This recent Statutory Accident Benefit case was hotly contested, likely because a lot of money was on the line when the claimant sustained catastrophic injuries after falling from the roof of a trailer that he was cleaning and inspecting prior to embarking on a trip. The Licence Appeal Tribunal (“LAT”) ruled that this was not an “accident” as defined in the Statutory Accident Benefit Schedule (“SABS”), thereby denying any recovery for the claimant.
The claimant’s request for a Reconsideration (heard by the same Adjudicator) was dismissed. However, the LAT ruling was overturned on appeal to the Divisional Court, as reflected in this recent decision.
Why the difference in opinion? The Divisional Court concluded that the LAT adjudicator erred in interpreting the law, in two primary ways. First, the Adjudicator incorrectly imposed a requirement that there be some manner of contact between an injured party and a vehicle (the trailer in this instance). This is plainly wrong. The case law is very well settled that contact with an automobile is not a necessary element for an “accident” to have occurred under the SABS.
Second, the Adjudicator incorrectly required the claimant to prove that the fall “was as a result of tripping on some part of the trailer” which is not only contrary to the definition of “accident” in the SABS, but is also inconsistent with the decision of the Court of Appeal for Ontario in Greenhalgh v. Ing Halifax Insurance Co., 2004 CanLII 21045.
There are only two tests to satisfy (as defined in Greenhalgh and elsewhere):
- Did the incident arise out of the use or operation of an automobile (purpose test)?
- Did such use or operation of an automobile directly cause the impairment (causation test)?
In this instance, the claimant was in the process of using his vehicle – he was cleaning and inspecting it.
In this instance, the cleaning of the trailer directly caused his impairment – the injuries were caused when he fell from the rooftop of the trailer.
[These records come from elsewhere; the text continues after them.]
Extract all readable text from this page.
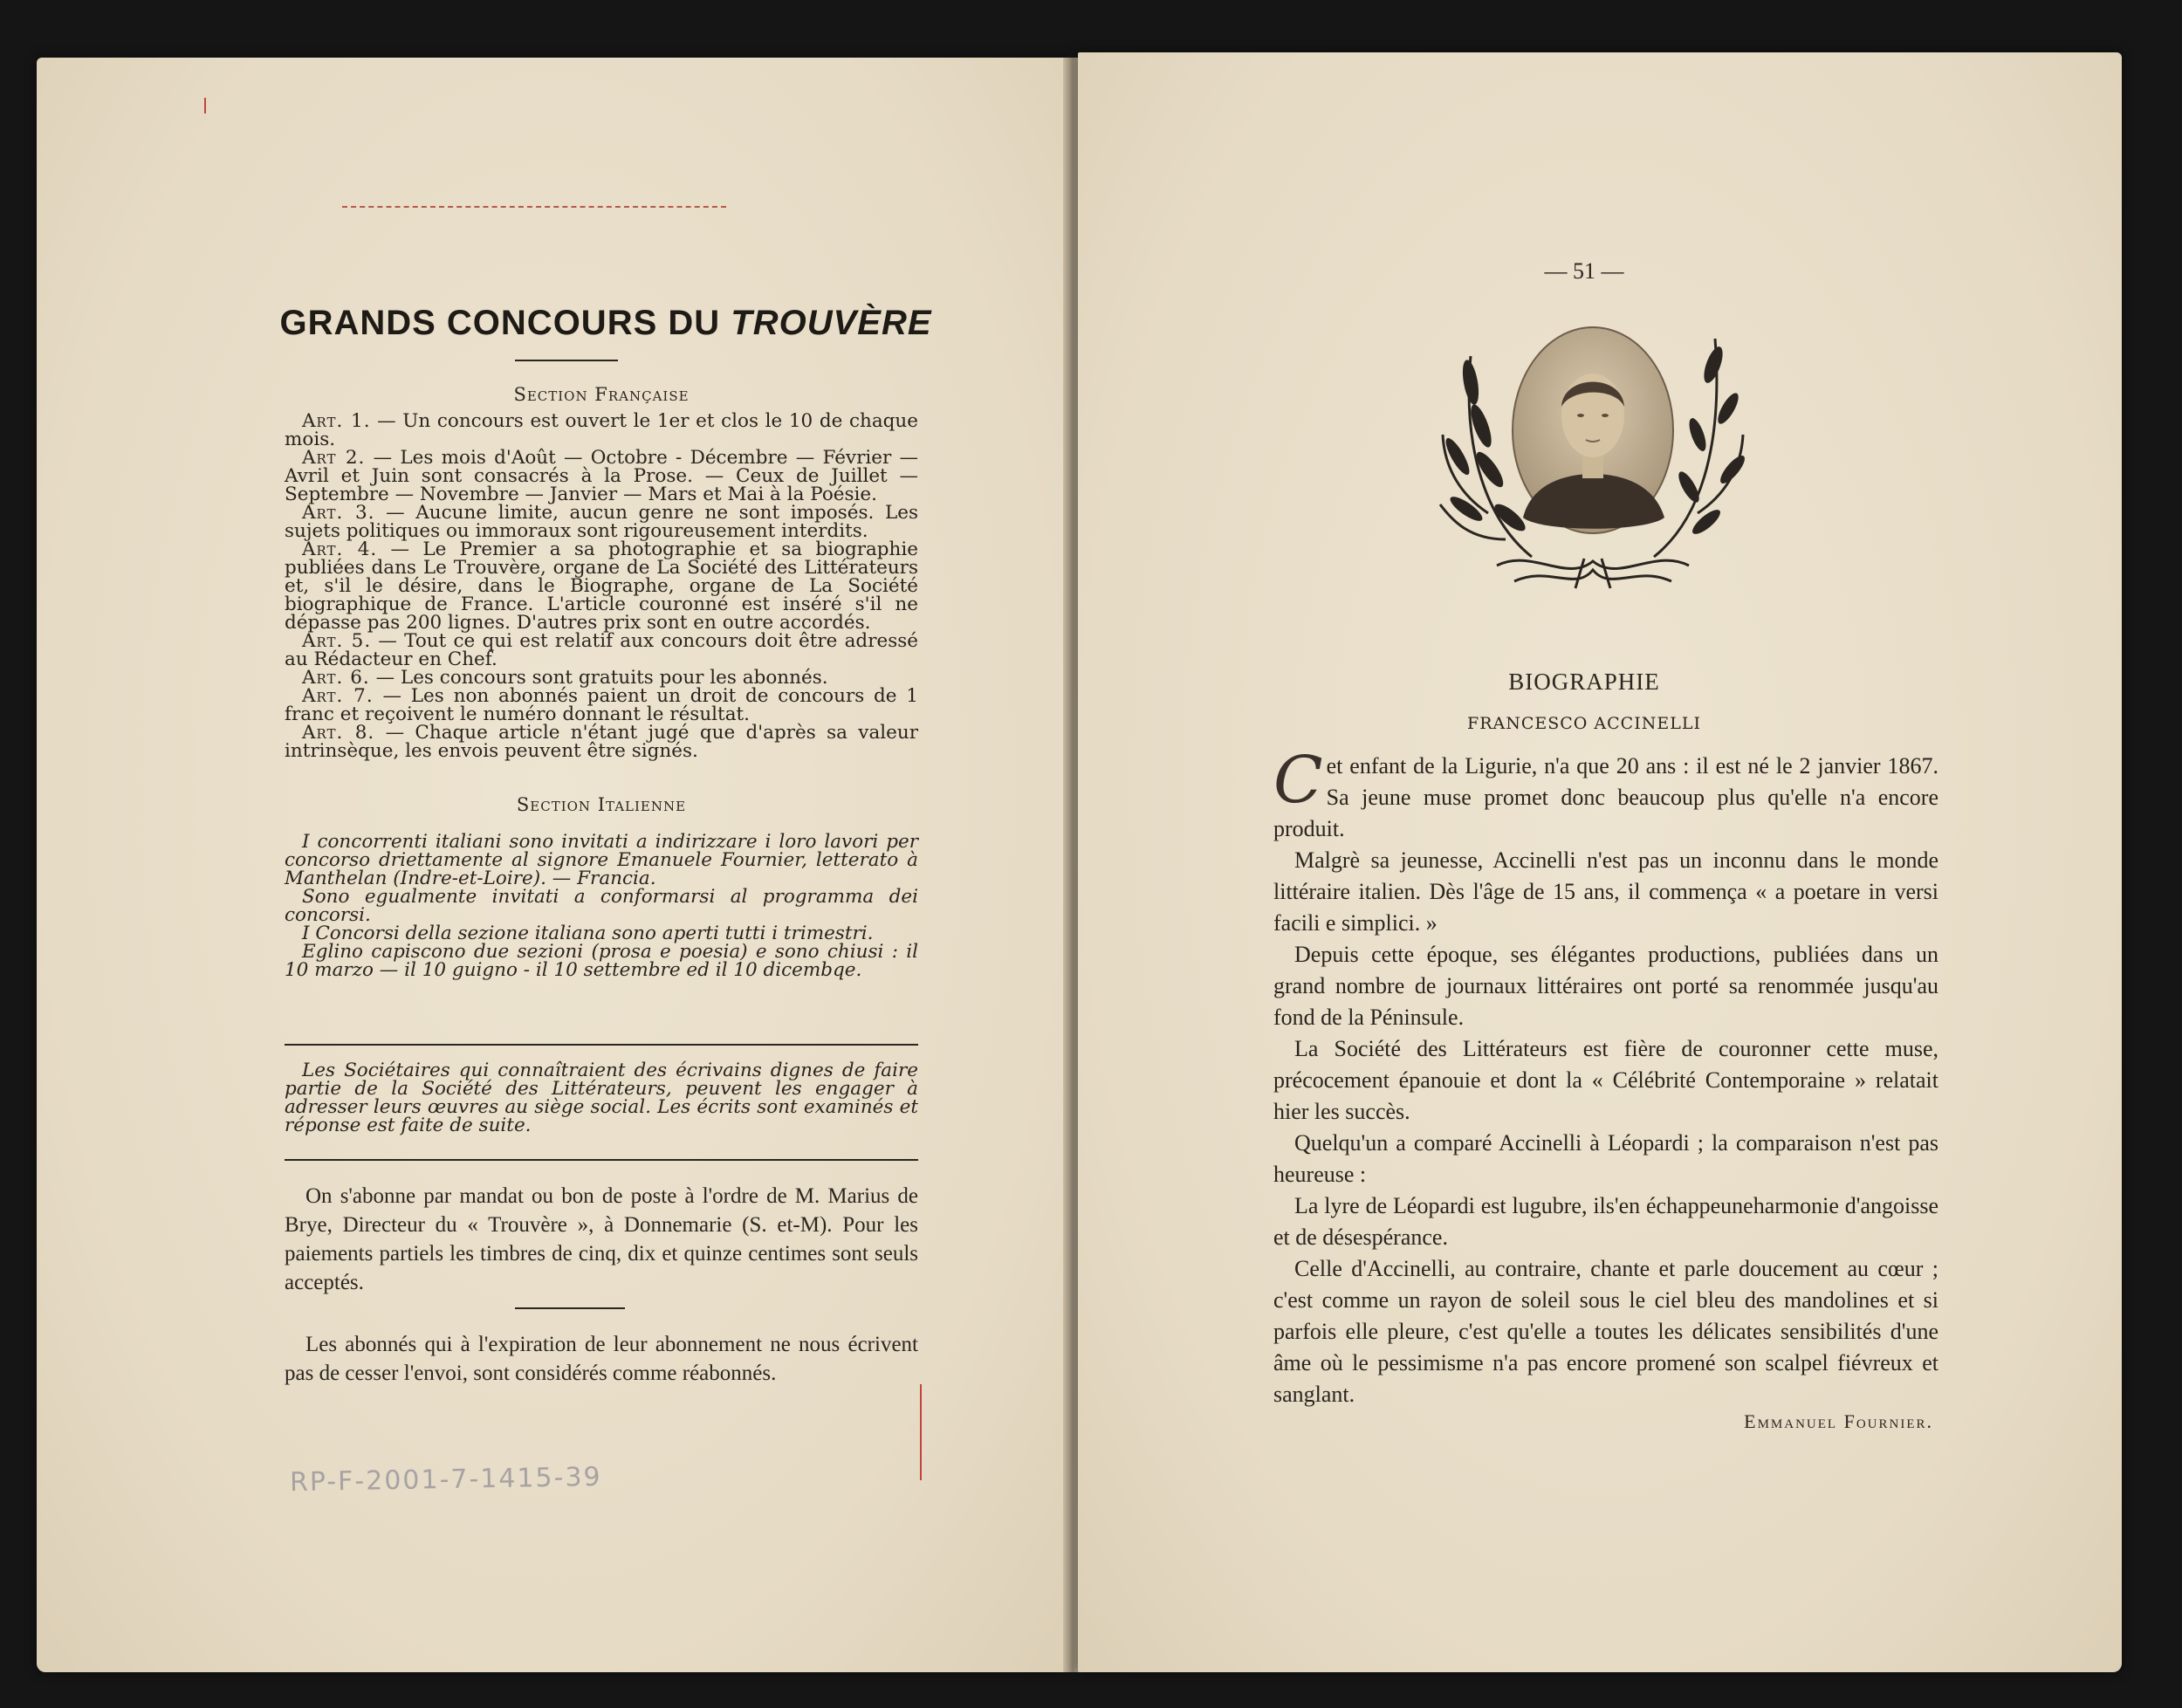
GRANDS CONCOURS DU TROUVÈRE
Section Française

Art. 1. — Un concours est ouvert le 1er et clos le 10 de chaque mois.

Art 2. — Les mois d'Août — Octobre - Décembre — Février — Avril et Juin sont consacrés à la Prose. — Ceux de Juillet — Septembre — Novembre — Janvier — Mars et Mai à la Poésie.

Art. 3. — Aucune limite, aucun genre ne sont imposés. Les sujets politiques ou immoraux sont rigoureusement interdits.

Art. 4. — Le Premier a sa photographie et sa biographie publiées dans Le Trouvère, organe de La Société des Littérateurs et, s'il le désire, dans le Biographe, organe de La Société biographique de France. L'article couronné est inséré s'il ne dépasse pas 200 lignes. D'autres prix sont en outre accordés.

Art. 5. — Tout ce qui est relatif aux concours doit être adressé au Rédacteur en Chef.

Art. 6. — Les concours sont gratuits pour les abonnés.

Art. 7. — Les non abonnés paient un droit de concours de 1 franc et reçoivent le numéro donnant le résultat.

Art. 8. — Chaque article n'étant jugé que d'après sa valeur intrinsèque, les envois peuvent être signés.

Section Italienne

I concorrenti italiani sono invitati a indirizzare i loro lavori per concorso driettamente al signore Emanuele Fournier, letterato à Manthelan (Indre-et-Loire). — Francia.

Sono egualmente invitati a conformarsi al programma dei concorsi.

I Concorsi della sezione italiana sono aperti tutti i trimestri.

Eglino capiscono due sezioni (prosa e poesia) e sono chiusi : il 10 marzo — il 10 guigno - il 10 settembre ed il 10 dicembqe.

Les Sociétaires qui connaîtraient des écrivains dignes de faire partie de la Société des Littérateurs, peuvent les engager à adresser leurs œuvres au siège social. Les écrits sont examinés et réponse est faite de suite.

On s'abonne par mandat ou bon de poste à l'ordre de M. Marius de Brye, Directeur du « Trouvère », à Donnemarie (S. et-M). Pour les paiements partiels les timbres de cinq, dix et quinze centimes sont seuls acceptés.

Les abonnés qui à l'expiration de leur abonnement ne nous écrivent pas de cesser l'envoi, sont considérés comme réabonnés.

RP-F-2001-7-1415-39
— 51 —
BIOGRAPHIE
FRANCESCO ACCINELLI

Cet enfant de la Ligurie, n'a que 20 ans : il est né le 2 janvier 1867. Sa jeune muse promet donc beaucoup plus qu'elle n'a encore produit.

Malgrè sa jeunesse, Accinelli n'est pas un inconnu dans le monde littéraire italien. Dès l'âge de 15 ans, il commença « a poetare in versi facili e simplici. »

Depuis cette époque, ses élégantes productions, publiées dans un grand nombre de journaux littéraires ont porté sa renommée jusqu'au fond de la Péninsule.

La Société des Littérateurs est fière de couronner cette muse, précocement épanouie et dont la « Célébrité Contemporaine » relatait hier les succès.

Quelqu'un a comparé Accinelli à Léopardi ; la comparaison n'est pas heureuse :

La lyre de Léopardi est lugubre, ils'en échappeuneharmonie d'angoisse et de désespérance.

Celle d'Accinelli, au contraire, chante et parle doucement au cœur ; c'est comme un rayon de soleil sous le ciel bleu des mandolines et si parfois elle pleure, c'est qu'elle a toutes les délicates sensibilités d'une âme où le pessimisme n'a pas encore promené son scalpel fiévreux et sanglant.

Emmanuel Fournier.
The trailer didn’t need to “cause” the fall as the Adjudicator required (ie: a jagged edge, or a loose piece of sheet metal, etc). The claimant didn’t need to make contact with the trailer either – losing footing and stepping over the edge would still a derivative of being on the roof for cleaning and inspection. As stated in Chisholm v Liberty Mutual Group, 2002 CanLII 45020 ONCA, “an incident (ie: lost footing) is not an intervening act if it is a normal incident of the risk created by the “use or operation” “(ie: cleaning the roof).
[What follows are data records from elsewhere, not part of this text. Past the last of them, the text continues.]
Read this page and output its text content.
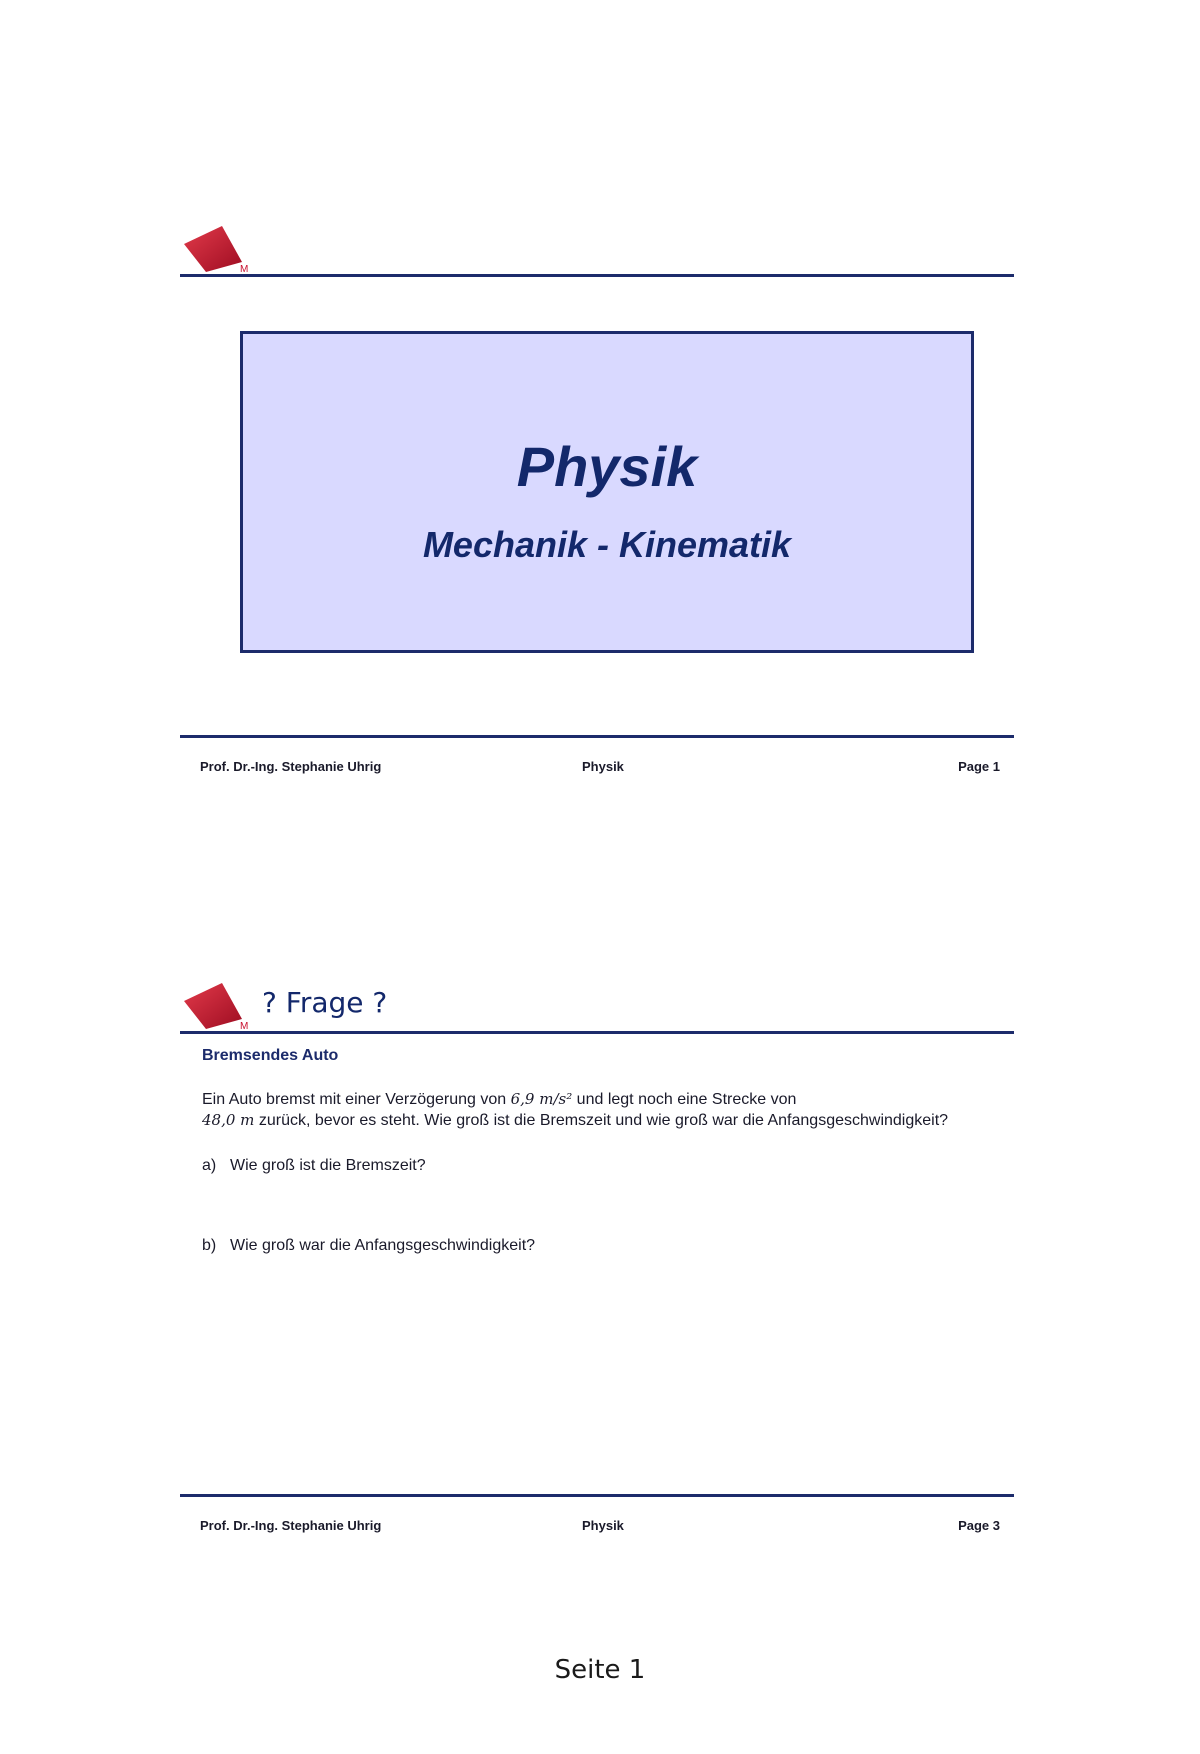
M
Physik
Mechanik - Kinematik
Prof. Dr.-Ing. Stephanie Uhrig	Physik	Page 1
M
? Frage ?

Bremsendes Auto

Ein Auto bremst mit einer Verzögerung von 6,9 m/s² und legt noch eine Strecke von
48,0 m zurück, bevor es steht. Wie groß ist die Bremszeit und wie groß war die Anfangsgeschwindigkeit?

a) Wie groß ist die Bremszeit?

b) Wie groß war die Anfangsgeschwindigkeit?

Prof. Dr.-Ing. Stephanie Uhrig	Physik	Page 3
Seite 1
This case is also interesting because the claimant could not explain, due to his brain injury, how or why he fell. But the court considered this inconsequential. He was on the roof to clean and inspect, and fell off: no foul play was alleged. As noted above, if he fell because he tripped on something, or simply stepped over the edge because he failed to properly identify the edge, the result is the same – he was still using the trailer conventionally, and was injured as a result of falling off the trailer during that use.
As summarized by the Divisional Court:
“the test only requires that the Adjudicator consider whether …(the Claimant) … was injured in the course of cleaning and inspecting the roof of the trailer. In fact, the Adjudicator found that … (the Claimant)… was injured in the course of cleaning and inspecting the roof of the trailer. … (The Claimant’s) … injuries flow directly from that purpose.”
Although not addressed in the decision, I think for illustrative purposes it is important to consider alternatives. For example, and by contrast, if the claimant was using the trailer for a purpose it was not intended – ie: to build a skating rink on the top, or to start a rooftop garden, then it is unlikely this would be considered an accident because the vehicle wasn’t being used for its intended purpose, but in this instance, trailer owners must occasionally clean and inspect trailer tops – to inspect for holes (to prevent water damage, to clean ice to prevent damage and ice slabs from breaking off while driving, etc.). To me, this is a very well-known and acceptable risk underwritten by insurance companies: as such, when injuries arise, benefits should flow.
Madore v. Intact Insurance Company, 2023 ONSC 11 (Div. Crt.)